Yonenaga's Atlantic spiny-rat (Trinomys yonenagae) or torch-tail spiny rat is a spiny rat species endemic to Brazil. Locally, it is known as rabo de facho. Named for Yatiyo Yonenaga-Yassuda, a cytogenetics researcher, it is considered an endangered species due to its highly restricted distribution and ongoing habitat loss. Genetic evidence shows that it diverged from its closest living relative, the hairy Atlantic spiny rat, around 8.5 million years ago, during the Late Miocene.

==Description==
This is a comparatively small spiny rat, with an average head and body length of 16 cm and a tail that averages 19 cm long. It has large hind feet which, together with the long tail, are likely related to the fact that it mainly moves by hopping. The ears are also unusually large, as are the bony structures surrounding the inner ear. The fur is near-white on the underparts, but is otherwise grey in infants, changing to a richer brown colour as the animal reaches adulthood. Despite the name, the fur is mostly soft, although there are longer, flexible, dark-coloured bristles scattered across the body that correspond to the spines on most other spiny rats. An enlarged and modified sebaceous gland is present near the anus, and produces a secretion described as having a "tutti-frutti-like" odour.

==Distribution and habitat==
Yonenaga's Atlantic spiny rat is known only from an approximately 130 km stretch of the west bank of the São Francisco River in Bahia state, Brazil. This region is covered by sandy dunes on the border between the cerrado and caatinga habitats of eastern Brazil. It is considered a semi-arid habitat, with the sparse local plant life dominated by cactuses and bromeliads.

==Behaviour==
Despite living in a hot, dry, and sandy environment, Yonenaga's Atlantic spiny rat has few of the anatomic and physiologic adaptations expected of a desert-dwelling animal and instead relies on its behaviour to avoid the worst of the local conditions. It is nocturnal, and unlike other, closely related, spiny rats, digs burrows in which it spends the day. The burrows are shared communally, typically located in valleys between sand dunes where plants can provide local shade, and may extend 15 m below the surface. They are omnivorous, eating some insects, but primarily feeding on the local vegetation, including araçá-boi fruit, from which they obtain much of their water.

Each burrow system is shared by up to eight adults, plus a variable number of young.

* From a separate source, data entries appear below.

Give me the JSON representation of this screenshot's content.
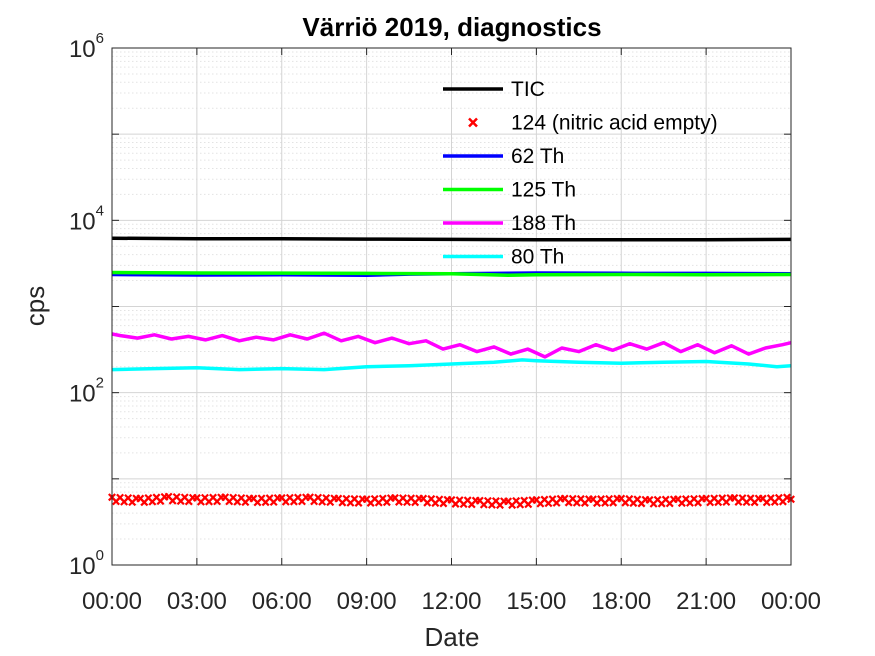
{
  "chart_data": {
    "type": "line",
    "title": "Värriö 2019, diagnostics",
    "xlabel": "Date",
    "ylabel": "cps",
    "yscale": "log",
    "ylim": [
      1,
      1000000
    ],
    "xlim": [
      0,
      24
    ],
    "x_ticks": [
      {
        "value": 0,
        "label": "00:00"
      },
      {
        "value": 3,
        "label": "03:00"
      },
      {
        "value": 6,
        "label": "06:00"
      },
      {
        "value": 9,
        "label": "09:00"
      },
      {
        "value": 12,
        "label": "12:00"
      },
      {
        "value": 15,
        "label": "15:00"
      },
      {
        "value": 18,
        "label": "18:00"
      },
      {
        "value": 21,
        "label": "21:00"
      },
      {
        "value": 24,
        "label": "00:00"
      }
    ],
    "y_ticks": [
      {
        "value": 1,
        "base": "10",
        "exp": "0"
      },
      {
        "value": 100,
        "base": "10",
        "exp": "2"
      },
      {
        "value": 10000,
        "base": "10",
        "exp": "4"
      },
      {
        "value": 1000000,
        "base": "10",
        "exp": "6"
      }
    ],
    "grid": true,
    "legend_position": "top-center",
    "series": [
      {
        "name": "TIC",
        "color": "#000000",
        "marker": "line",
        "x": [
          0,
          3,
          6,
          9,
          12,
          15,
          18,
          21,
          24
        ],
        "y": [
          6200,
          6100,
          6100,
          6050,
          6000,
          5950,
          5950,
          5950,
          6000
        ]
      },
      {
        "name": "124 (nitric acid empty)",
        "color": "#ff0000",
        "marker": "x",
        "x": [
          0,
          1,
          2,
          3,
          4,
          5,
          6,
          7,
          8,
          9,
          10,
          11,
          12,
          13,
          14,
          15,
          16,
          17,
          18,
          19,
          20,
          21,
          22,
          23,
          24
        ],
        "y": [
          5.8,
          5.6,
          5.9,
          5.7,
          5.8,
          5.6,
          5.7,
          5.8,
          5.6,
          5.5,
          5.7,
          5.6,
          5.4,
          5.3,
          5.2,
          5.4,
          5.6,
          5.5,
          5.6,
          5.4,
          5.5,
          5.6,
          5.7,
          5.6,
          5.8
        ]
      },
      {
        "name": "62 Th",
        "color": "#0000ff",
        "marker": "line",
        "x": [
          0,
          3,
          6,
          9,
          10.5,
          12,
          15,
          18,
          21,
          24
        ],
        "y": [
          2350,
          2320,
          2330,
          2300,
          2380,
          2400,
          2450,
          2430,
          2420,
          2400
        ]
      },
      {
        "name": "125 Th",
        "color": "#00ff00",
        "marker": "line",
        "x": [
          0,
          3,
          6,
          9,
          12,
          14,
          15,
          18,
          21,
          24
        ],
        "y": [
          2480,
          2450,
          2440,
          2420,
          2400,
          2300,
          2330,
          2350,
          2330,
          2350
        ]
      },
      {
        "name": "188 Th",
        "color": "#ff00ff",
        "marker": "line",
        "x": [
          0,
          0.3,
          0.9,
          1.5,
          2.1,
          2.7,
          3.3,
          3.9,
          4.5,
          5.1,
          5.7,
          6.3,
          6.9,
          7.5,
          8.1,
          8.7,
          9.3,
          9.9,
          10.5,
          11.1,
          11.7,
          12.3,
          12.9,
          13.5,
          14.1,
          14.7,
          15.3,
          15.9,
          16.5,
          17.1,
          17.7,
          18.3,
          18.9,
          19.5,
          20.1,
          20.7,
          21.3,
          21.9,
          22.5,
          23.1,
          23.7,
          24
        ],
        "y": [
          480,
          460,
          430,
          470,
          420,
          450,
          410,
          460,
          400,
          440,
          410,
          470,
          420,
          490,
          400,
          450,
          380,
          430,
          370,
          400,
          320,
          360,
          300,
          340,
          280,
          320,
          260,
          330,
          300,
          360,
          310,
          370,
          320,
          380,
          300,
          360,
          290,
          350,
          280,
          330,
          360,
          380
        ]
      },
      {
        "name": "80 Th",
        "color": "#00ffff",
        "marker": "line",
        "x": [
          0,
          1.5,
          3,
          4.5,
          6,
          7.5,
          9,
          10.5,
          12,
          13.5,
          14.5,
          15,
          16.5,
          18,
          19.5,
          21,
          22.5,
          23.5,
          24
        ],
        "y": [
          185,
          190,
          195,
          185,
          190,
          185,
          200,
          205,
          215,
          225,
          240,
          235,
          225,
          220,
          225,
          230,
          215,
          200,
          205
        ]
      }
    ]
  }
}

The species does not appear to be territorial, and multiple females living in the same burrow raise young simultaneously. While aggression between neighbours is occasionally seen, most social behaviours are affiliative, including grooming, nose-to-nose or nose-to-ear rubbing and huddling. Even when intruders of the same species enter the burrow system, aggression is limited, and the individuals are more likely to huddle together than to fight. As vision is limited in their environment, in addition to vocal communication and drumming with their feet as warning signals, they rely on scents from anal glands to provide cues to identify and discern intentions of other rodents in the colony.

==Reproduction==
Yonenaga's Atlantic spiny rat breeds throughout the year, although young born during the dry season are much less likely to survive. Courtship involves foot-stamping, calls, and neck-biting by the males. The species is thought to be monogamous, but individuals of both sexes have been recorded helping to care for young that are not their biological offspring within the communal burrows. Pregnancy lasts for three months, and typically results in the birth of two young. The young are born with fine grey fur, with their eyes open and already able to move around. Sexual maturity occurs between three and four months of age, and the young may remain in the burrow of their birth well into adulthood, rather than dispersing to establish a new colony. In captivity they have been reported to live for up to 13 years, unusually long for a rodent of their size.